Вот оно как? Да, вот оно…
— Знаю. И… много симптомов?
— Как вам сказать… Есть некоторые, но не вполне понятны. Мы же не специалисты, — сказала она, без нужды оправдываясь. — Не пульмонологи. Подождите волноваться, надо ведь убедиться еще…
«Убедиться» — это была, ему показалось, явная оговорка; и по тому, как она отводила без того спрятанные за очками глаза, как не смогла справиться со смыслом простейшей фразы, он с обострившимся разом чутьем понял, что она — знает… Он видел, как переживает сама она, верил ее сочувствию ему, но никак не словам ее, терминам этим всем, околичностям.
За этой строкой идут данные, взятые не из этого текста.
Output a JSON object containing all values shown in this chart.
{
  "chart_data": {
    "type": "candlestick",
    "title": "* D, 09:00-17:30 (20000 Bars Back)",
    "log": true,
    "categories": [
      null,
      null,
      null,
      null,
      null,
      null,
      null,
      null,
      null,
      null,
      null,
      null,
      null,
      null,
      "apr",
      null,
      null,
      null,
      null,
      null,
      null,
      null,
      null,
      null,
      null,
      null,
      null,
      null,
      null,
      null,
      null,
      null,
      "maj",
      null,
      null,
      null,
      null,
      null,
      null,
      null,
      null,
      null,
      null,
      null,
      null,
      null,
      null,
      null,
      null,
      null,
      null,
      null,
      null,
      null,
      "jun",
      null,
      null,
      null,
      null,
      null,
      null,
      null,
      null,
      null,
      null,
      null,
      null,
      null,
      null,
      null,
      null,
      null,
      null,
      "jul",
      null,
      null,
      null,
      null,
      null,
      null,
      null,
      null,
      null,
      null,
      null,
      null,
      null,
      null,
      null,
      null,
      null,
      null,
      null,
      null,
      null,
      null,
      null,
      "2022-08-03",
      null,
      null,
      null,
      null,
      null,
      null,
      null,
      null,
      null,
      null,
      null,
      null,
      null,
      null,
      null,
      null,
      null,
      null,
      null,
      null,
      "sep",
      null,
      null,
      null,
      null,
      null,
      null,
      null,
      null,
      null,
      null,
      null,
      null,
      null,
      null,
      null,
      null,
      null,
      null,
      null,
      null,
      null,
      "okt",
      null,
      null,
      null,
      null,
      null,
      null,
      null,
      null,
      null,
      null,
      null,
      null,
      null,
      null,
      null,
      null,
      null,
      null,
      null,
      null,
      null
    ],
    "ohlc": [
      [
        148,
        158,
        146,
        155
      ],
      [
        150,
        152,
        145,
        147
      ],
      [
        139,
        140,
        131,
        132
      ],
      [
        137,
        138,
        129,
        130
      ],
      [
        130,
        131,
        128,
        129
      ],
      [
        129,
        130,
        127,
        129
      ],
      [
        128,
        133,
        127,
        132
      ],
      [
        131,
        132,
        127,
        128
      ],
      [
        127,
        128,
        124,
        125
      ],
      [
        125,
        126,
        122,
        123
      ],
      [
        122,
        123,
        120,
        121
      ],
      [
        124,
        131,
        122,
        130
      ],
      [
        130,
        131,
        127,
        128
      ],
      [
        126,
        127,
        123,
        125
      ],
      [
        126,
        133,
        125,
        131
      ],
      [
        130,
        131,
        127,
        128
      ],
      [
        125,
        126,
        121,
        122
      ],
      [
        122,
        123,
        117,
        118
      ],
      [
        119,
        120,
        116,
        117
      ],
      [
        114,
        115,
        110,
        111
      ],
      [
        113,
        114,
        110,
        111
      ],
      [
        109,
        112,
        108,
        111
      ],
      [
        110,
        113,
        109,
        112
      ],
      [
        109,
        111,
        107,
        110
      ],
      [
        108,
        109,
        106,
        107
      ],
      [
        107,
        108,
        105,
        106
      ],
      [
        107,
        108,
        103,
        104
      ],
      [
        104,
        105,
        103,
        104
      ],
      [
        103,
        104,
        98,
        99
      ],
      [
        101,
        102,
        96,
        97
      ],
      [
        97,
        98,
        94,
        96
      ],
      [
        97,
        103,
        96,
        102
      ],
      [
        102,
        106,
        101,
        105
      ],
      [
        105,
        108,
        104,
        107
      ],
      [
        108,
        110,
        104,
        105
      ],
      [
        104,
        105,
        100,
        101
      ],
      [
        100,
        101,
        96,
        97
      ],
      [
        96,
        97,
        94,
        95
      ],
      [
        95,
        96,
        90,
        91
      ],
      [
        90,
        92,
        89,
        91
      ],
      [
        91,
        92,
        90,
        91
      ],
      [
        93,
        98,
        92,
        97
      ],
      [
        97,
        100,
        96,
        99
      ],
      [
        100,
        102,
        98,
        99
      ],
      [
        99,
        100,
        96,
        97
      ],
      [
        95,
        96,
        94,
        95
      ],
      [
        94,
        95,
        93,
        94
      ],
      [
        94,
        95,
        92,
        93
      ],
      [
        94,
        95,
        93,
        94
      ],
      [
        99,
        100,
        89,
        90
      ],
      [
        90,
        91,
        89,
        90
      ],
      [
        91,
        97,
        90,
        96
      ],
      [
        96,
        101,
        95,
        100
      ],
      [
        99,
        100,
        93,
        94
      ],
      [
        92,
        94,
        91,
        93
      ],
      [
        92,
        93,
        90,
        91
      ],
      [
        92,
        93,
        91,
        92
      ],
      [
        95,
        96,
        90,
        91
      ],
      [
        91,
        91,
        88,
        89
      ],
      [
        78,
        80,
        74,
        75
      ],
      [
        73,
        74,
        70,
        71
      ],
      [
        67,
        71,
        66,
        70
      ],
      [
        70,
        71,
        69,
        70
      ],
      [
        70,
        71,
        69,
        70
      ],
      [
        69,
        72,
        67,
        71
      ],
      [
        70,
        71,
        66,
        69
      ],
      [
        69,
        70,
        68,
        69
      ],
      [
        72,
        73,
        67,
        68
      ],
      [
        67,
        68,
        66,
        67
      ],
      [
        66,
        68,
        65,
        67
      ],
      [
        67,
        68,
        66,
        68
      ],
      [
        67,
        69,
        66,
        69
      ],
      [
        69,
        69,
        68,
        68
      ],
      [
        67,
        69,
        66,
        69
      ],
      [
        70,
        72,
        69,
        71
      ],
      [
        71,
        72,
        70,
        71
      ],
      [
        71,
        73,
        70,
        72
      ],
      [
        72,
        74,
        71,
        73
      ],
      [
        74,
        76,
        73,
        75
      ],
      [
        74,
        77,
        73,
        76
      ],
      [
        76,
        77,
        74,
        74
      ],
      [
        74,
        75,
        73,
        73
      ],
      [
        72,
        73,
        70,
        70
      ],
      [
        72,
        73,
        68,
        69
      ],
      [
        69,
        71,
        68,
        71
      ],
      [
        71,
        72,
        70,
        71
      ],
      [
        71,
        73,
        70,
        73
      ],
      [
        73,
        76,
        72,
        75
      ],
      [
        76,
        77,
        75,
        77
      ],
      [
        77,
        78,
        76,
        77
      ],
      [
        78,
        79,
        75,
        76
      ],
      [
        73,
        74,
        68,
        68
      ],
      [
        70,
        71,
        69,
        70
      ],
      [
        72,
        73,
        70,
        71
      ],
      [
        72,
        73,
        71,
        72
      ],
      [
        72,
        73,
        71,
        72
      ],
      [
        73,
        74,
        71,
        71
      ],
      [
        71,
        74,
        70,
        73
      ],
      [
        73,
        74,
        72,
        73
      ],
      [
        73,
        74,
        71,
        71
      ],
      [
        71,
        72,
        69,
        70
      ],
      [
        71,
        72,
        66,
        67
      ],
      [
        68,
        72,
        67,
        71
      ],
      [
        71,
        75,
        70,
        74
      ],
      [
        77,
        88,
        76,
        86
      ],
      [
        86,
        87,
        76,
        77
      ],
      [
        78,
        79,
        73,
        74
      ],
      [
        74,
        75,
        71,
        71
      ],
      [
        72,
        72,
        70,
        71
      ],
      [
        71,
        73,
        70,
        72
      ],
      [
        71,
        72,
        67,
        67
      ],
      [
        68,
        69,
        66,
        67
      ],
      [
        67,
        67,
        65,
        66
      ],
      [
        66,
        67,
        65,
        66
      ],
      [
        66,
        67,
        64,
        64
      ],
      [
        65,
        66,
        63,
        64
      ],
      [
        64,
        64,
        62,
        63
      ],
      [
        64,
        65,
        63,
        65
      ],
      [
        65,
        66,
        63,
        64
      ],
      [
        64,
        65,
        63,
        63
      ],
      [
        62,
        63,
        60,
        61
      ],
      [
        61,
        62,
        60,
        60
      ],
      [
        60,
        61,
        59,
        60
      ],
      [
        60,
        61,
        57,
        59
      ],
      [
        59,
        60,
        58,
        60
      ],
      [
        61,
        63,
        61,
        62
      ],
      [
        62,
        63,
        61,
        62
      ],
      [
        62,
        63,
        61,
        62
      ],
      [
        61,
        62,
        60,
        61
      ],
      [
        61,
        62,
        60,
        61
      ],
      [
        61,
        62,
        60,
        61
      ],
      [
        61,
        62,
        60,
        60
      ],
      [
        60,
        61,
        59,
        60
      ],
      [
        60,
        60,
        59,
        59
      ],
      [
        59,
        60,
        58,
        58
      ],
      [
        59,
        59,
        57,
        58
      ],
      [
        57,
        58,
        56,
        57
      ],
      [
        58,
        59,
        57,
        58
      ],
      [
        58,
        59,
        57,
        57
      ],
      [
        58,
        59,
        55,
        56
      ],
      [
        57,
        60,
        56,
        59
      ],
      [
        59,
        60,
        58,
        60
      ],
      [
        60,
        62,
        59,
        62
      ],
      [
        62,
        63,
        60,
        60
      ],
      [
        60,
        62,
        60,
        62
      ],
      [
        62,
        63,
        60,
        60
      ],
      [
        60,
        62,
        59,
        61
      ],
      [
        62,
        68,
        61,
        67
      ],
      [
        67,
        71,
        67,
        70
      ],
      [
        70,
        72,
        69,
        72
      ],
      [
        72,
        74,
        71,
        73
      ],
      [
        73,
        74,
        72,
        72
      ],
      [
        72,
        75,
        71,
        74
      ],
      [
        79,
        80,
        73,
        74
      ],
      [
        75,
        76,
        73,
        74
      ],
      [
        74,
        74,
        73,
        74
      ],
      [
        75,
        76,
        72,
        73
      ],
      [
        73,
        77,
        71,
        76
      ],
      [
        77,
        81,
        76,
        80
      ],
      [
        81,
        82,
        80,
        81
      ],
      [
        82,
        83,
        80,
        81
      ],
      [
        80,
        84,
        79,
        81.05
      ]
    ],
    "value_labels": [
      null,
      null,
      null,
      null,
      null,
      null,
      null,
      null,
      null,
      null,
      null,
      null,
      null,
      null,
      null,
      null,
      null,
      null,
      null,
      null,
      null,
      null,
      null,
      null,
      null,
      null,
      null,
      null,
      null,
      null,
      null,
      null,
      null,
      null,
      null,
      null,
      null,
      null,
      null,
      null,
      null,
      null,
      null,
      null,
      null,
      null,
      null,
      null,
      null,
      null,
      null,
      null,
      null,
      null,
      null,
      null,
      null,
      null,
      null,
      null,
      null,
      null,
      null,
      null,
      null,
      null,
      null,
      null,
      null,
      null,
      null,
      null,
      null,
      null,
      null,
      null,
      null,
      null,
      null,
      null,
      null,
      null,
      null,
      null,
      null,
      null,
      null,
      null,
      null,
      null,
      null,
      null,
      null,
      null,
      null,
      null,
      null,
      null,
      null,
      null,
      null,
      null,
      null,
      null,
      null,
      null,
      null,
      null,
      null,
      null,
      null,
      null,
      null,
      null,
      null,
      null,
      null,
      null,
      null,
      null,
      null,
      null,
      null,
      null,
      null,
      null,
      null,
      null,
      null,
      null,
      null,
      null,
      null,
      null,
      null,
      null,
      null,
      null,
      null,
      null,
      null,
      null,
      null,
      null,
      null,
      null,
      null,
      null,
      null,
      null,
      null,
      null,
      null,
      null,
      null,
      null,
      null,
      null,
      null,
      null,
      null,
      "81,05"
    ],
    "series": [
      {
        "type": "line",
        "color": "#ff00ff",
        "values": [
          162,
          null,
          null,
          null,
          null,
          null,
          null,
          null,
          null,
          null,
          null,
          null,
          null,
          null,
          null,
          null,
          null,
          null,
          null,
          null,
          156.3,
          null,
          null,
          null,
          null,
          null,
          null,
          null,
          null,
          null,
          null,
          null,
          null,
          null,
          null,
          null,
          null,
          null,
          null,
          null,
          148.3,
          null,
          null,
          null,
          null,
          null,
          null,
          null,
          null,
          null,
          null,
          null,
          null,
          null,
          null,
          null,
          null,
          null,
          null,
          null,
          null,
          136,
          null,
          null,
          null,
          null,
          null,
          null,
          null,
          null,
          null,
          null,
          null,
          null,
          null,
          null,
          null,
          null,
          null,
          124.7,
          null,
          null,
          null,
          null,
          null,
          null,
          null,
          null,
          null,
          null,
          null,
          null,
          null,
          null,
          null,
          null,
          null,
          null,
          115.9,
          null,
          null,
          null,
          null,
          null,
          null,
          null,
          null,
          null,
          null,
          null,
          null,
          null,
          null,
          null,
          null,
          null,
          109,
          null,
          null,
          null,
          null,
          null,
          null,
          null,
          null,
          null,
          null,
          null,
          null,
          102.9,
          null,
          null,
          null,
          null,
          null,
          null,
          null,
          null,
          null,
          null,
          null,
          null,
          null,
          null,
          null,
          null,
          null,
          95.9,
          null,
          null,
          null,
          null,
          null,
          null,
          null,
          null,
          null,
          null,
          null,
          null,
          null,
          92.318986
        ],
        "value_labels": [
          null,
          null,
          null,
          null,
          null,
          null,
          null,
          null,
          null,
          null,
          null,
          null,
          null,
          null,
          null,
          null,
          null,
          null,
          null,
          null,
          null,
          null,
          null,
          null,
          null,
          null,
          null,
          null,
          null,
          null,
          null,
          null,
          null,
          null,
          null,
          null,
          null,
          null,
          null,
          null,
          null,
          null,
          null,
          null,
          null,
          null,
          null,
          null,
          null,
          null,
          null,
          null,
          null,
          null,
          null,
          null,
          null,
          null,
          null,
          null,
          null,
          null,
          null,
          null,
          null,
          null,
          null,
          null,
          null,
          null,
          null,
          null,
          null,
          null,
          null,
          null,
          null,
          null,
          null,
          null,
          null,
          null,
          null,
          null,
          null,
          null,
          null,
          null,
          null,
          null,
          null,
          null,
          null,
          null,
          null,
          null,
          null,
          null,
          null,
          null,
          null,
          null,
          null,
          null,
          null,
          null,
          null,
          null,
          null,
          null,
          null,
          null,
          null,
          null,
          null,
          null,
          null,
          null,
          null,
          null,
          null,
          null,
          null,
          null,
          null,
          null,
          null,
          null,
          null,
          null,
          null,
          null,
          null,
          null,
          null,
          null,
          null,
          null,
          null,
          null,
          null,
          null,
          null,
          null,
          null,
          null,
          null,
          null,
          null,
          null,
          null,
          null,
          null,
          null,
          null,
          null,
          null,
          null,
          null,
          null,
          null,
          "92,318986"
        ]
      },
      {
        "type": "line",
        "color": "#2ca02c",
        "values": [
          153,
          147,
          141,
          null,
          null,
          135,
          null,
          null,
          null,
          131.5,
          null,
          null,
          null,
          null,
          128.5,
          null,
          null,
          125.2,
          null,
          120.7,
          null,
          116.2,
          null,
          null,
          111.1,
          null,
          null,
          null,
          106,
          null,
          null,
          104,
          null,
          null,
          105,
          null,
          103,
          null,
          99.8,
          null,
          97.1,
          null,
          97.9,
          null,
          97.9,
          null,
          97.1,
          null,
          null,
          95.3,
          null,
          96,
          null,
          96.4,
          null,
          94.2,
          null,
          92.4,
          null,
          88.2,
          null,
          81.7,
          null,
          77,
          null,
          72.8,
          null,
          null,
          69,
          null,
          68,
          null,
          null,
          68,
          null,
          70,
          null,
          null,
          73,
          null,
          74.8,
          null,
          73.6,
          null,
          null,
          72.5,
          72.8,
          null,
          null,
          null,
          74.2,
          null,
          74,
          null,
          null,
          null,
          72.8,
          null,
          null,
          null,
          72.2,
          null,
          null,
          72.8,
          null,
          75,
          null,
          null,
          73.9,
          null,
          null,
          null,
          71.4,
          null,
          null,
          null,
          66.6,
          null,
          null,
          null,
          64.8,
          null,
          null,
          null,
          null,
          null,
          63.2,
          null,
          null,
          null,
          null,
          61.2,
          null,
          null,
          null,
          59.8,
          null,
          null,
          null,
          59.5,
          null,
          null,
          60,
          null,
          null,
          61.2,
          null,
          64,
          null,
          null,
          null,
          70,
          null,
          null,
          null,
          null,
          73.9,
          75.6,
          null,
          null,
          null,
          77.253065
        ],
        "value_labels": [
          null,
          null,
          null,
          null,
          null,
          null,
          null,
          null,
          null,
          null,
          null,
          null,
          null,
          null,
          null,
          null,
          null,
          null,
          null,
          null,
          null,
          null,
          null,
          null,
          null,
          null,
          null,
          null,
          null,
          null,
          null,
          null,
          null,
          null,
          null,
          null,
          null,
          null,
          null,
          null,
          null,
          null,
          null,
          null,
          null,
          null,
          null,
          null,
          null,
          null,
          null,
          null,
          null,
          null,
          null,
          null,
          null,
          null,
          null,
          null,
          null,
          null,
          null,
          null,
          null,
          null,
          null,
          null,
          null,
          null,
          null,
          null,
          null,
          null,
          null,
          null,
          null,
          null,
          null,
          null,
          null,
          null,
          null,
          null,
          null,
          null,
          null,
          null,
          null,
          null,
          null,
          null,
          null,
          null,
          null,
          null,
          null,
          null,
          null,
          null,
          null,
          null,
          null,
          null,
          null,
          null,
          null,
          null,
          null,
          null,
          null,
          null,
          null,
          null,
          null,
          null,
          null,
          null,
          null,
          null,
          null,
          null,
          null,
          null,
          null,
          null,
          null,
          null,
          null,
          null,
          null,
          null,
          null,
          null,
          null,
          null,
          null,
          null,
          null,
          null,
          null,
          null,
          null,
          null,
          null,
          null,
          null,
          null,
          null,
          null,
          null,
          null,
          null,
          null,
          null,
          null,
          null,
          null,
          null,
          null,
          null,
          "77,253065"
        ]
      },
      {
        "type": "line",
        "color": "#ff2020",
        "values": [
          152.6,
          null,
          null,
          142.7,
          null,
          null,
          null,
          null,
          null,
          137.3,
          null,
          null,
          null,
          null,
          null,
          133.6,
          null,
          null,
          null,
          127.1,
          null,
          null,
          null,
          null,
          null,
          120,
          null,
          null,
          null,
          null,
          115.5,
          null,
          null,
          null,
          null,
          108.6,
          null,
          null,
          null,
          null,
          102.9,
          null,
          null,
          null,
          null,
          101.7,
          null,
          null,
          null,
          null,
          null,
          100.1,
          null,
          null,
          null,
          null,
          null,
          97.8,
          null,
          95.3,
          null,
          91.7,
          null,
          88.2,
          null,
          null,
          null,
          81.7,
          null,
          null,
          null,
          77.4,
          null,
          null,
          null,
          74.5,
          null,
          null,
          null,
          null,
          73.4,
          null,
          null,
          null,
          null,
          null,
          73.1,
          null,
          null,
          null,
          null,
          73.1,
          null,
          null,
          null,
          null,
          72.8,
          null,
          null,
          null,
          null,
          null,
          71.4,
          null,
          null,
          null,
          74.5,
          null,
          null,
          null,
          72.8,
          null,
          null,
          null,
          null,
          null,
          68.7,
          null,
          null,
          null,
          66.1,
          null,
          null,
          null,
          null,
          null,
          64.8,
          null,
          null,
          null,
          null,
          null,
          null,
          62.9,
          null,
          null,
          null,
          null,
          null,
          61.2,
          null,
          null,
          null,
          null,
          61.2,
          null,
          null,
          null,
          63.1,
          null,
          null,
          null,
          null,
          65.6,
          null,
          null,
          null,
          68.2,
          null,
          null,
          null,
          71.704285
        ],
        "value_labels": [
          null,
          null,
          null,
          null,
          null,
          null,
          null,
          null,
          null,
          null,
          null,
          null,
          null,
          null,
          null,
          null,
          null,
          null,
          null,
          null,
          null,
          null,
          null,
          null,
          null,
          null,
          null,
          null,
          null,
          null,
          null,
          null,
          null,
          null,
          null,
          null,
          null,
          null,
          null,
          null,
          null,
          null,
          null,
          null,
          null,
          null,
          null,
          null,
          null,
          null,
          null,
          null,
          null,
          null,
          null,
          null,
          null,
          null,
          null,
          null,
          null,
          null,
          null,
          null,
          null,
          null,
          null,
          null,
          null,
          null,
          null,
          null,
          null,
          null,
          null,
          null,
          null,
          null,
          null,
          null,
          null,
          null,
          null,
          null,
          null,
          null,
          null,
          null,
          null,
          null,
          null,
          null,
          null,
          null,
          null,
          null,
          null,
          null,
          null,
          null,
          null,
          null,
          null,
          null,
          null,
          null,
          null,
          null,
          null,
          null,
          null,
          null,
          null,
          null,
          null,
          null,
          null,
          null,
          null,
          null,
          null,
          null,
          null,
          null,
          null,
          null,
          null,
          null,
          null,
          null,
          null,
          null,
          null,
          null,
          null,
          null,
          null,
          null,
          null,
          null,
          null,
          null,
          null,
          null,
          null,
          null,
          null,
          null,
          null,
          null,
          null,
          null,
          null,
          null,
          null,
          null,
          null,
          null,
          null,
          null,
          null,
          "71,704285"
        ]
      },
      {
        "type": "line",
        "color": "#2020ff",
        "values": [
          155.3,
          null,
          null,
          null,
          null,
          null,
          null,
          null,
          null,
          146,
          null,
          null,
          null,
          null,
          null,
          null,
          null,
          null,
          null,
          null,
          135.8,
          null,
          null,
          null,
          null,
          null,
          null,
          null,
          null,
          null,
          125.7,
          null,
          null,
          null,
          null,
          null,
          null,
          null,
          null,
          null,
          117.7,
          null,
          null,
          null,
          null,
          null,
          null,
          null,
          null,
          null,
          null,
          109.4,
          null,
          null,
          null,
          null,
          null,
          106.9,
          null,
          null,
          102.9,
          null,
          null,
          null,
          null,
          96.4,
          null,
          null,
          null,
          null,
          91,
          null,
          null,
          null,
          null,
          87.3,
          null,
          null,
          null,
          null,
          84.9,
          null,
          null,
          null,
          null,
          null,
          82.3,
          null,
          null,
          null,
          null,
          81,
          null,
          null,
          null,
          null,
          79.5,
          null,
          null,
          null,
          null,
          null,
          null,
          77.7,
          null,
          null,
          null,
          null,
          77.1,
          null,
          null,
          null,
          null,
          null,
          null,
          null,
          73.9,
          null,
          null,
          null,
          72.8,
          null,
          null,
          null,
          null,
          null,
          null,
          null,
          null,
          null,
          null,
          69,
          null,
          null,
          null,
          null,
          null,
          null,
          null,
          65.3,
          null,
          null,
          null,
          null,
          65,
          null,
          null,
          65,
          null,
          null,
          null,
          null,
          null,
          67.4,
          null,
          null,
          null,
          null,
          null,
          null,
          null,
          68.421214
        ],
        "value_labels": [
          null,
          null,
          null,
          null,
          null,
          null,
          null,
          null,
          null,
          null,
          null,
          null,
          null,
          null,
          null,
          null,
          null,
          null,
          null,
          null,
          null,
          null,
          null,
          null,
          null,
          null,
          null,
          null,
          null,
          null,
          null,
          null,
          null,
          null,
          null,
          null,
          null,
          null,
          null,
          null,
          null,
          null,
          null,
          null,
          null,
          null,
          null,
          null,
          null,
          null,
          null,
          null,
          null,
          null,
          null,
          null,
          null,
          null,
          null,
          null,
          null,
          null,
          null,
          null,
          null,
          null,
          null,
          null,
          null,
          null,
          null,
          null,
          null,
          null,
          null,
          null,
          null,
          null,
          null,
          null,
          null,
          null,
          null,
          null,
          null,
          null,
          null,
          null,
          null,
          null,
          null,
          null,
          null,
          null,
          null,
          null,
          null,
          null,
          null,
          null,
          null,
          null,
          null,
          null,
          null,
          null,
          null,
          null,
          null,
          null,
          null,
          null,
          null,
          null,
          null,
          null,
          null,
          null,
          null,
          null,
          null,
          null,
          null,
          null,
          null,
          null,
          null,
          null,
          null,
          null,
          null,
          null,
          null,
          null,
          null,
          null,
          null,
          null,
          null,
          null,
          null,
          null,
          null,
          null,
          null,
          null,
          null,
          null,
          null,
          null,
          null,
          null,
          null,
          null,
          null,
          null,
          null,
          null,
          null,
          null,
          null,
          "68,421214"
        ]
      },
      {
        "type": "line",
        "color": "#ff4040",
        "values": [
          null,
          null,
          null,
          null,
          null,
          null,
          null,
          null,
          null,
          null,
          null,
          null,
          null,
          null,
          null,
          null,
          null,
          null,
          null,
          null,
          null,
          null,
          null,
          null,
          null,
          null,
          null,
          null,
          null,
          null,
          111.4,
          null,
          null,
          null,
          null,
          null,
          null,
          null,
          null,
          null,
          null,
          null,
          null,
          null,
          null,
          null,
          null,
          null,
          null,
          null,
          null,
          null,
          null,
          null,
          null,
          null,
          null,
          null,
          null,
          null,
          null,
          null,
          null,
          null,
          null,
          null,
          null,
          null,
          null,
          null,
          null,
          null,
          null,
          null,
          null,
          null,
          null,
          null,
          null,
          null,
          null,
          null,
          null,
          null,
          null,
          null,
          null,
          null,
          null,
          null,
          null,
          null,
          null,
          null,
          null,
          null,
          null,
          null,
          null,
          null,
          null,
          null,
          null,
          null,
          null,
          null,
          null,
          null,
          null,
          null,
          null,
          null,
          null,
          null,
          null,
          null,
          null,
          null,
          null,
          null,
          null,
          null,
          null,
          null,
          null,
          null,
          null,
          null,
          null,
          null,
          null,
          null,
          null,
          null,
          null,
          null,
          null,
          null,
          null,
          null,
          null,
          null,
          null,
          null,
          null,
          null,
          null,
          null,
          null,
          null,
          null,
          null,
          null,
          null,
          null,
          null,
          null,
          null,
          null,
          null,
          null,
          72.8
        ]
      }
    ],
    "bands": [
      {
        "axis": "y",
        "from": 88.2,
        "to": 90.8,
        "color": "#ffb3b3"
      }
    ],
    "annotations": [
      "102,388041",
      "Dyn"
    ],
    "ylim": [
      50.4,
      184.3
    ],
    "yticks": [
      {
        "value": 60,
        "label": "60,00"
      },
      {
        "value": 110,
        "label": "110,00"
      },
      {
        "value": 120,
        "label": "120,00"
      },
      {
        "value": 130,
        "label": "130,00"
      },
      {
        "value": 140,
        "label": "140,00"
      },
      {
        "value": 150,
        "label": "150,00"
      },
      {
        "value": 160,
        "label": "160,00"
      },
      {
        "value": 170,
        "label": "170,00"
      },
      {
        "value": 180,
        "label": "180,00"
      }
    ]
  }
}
— Да нет, ничего. Я просто хочу знать.
А и век бы не знать, подумал он, — чтобы прожить его, свой век, изжить весь как бог на душу положит!
— Мы могли… как это назвать? Мы перестраховались, но так будет лучше, поверьте.
И опять оговорилась, что вообще-то странно при ее опыте. Но и мало ли спецов больших в своем деле, а с языком не в ладах… Могли перестраховаться, да. Могли, но в том и надобности не было. Зачем, за что ему это?
— И когда туда?
— Да хоть завтра, оттягивать не надо. Там, правда, своя очередь, но я позвоню хорошей знакомой моей. — И присела к столу, принялась черкать на отрывном листке. — Вот все координаты ее… прямо к ней сразу.
Он вышел на крыльцо, еще в коридорчике достав сигареты, — бросить сейчас же? Поздно, как видно, хотя так и так придется. И закурил, оглядывая все тот же, без малейших перемен, отрешенный до безразличия, во втором бабьем лете застрявший ненадолго мир, разве что солнце заметно просело к невысоким крышам. Как не было мальчишки, странного же, будто что прозревшего в нем с горячим, детским именно участием — уж не это ли? — и теперь затерявшегося насовсем в человеческой толчее вместе с мамкой молодой, с памятью о дядьке несуразном, на что-то еще рассчитывавшем…
Ветерок напрягся в ветвях осокоря, посыпало листвой, и один спланировал, косо вильнув, на бетонный приступок крыльца. Решка. Так оно и есть, решка.